Sur les douze jours que dure le 79e Festival de Cannes (12-23 mai 2026), le « Sommet de l’économie des créateurs » (Creator Economy Summit) ne dure qu’une demi-journée : le dimanche 17 mai au matin (conférences et tables rondes). Mais il a le mérite d’exister pour la première fois sur la Croissette.
Prenez comme participants YouTube, Meta Platforms (Facebook, Instagram, WhatsApp), Amazon Prime Video, le producteur et distributeur français de contenus audiovisuels Banijay, la société américaine Scalable spécialisée dans « le business de l’économie des créateurs », mais aussi le producteur indépendant français Vertigo Films, le producteur et exploitant français de cinéma Mk2, le tout en collaboration avec les studios français Abel qui accompagnent les créateurs : vous obtenez « le tout nouveau forum qui fait le lien entre le cinéma traditionnel et l’économie des créateurs ».

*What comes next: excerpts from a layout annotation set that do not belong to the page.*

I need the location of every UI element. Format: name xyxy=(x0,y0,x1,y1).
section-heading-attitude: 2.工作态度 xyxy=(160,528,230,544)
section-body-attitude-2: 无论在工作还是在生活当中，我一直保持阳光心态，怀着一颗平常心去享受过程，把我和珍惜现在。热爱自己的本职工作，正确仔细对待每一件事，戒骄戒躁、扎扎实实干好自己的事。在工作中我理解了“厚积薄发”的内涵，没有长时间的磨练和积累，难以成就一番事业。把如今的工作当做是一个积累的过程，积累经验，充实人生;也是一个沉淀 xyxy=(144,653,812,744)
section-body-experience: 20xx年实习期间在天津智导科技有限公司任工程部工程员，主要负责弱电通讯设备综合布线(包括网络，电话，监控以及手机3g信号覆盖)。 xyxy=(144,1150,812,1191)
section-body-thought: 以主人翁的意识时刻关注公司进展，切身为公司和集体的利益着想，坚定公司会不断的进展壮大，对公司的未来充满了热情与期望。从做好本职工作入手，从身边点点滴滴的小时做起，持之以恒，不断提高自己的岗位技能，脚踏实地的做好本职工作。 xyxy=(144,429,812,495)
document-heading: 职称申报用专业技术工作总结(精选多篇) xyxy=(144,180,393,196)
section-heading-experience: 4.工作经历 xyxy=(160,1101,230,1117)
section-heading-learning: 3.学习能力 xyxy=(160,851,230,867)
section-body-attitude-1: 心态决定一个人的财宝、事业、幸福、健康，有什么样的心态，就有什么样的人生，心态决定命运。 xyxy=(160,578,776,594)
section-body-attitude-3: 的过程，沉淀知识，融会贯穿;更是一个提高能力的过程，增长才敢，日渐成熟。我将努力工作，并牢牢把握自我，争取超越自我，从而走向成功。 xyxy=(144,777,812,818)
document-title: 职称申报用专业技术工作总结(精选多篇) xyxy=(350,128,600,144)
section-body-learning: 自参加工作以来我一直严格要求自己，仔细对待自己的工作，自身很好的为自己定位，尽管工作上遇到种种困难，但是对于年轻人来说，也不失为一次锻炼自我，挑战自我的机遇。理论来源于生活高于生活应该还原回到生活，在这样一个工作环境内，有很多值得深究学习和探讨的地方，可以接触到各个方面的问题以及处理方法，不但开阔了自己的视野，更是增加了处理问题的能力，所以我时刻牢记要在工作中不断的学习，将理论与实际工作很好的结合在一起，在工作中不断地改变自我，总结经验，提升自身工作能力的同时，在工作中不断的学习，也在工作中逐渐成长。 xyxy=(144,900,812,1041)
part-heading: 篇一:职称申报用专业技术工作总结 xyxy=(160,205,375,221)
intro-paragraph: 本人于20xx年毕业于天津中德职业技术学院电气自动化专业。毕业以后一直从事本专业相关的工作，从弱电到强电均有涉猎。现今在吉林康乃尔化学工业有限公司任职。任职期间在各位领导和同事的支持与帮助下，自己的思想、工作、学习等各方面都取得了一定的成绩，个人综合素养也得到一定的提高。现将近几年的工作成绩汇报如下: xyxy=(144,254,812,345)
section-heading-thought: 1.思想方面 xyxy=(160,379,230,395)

YouTube, Meta, Amazon, Abel, Banijay, Mk2
Et ce Creator Economy Summit (« Sommet de l’économie des créateurs »), qui vient d’être créé par le Festival de Cannes au sein de son Marché du Film, s’est tenu pour la première fois sur la Croisette le dimanche 17 mai 2026. « L’”économie des créateurs” – l’écosystème croissant de créateurs de contenu numérique qui construisent de larges audiences via des plateformes telles qu’Instagram, YouTube et TikTok – est en train de transformer rapidement la manière dont les histoires sont développées, financées et distribuées, à mesure que ces créateurs s’étendent à la narration longue durée et à la production cinématographique », justifie l’Association française du Festival international du film (AFFIF) qui organise l’événement du 7e Art à Cannes.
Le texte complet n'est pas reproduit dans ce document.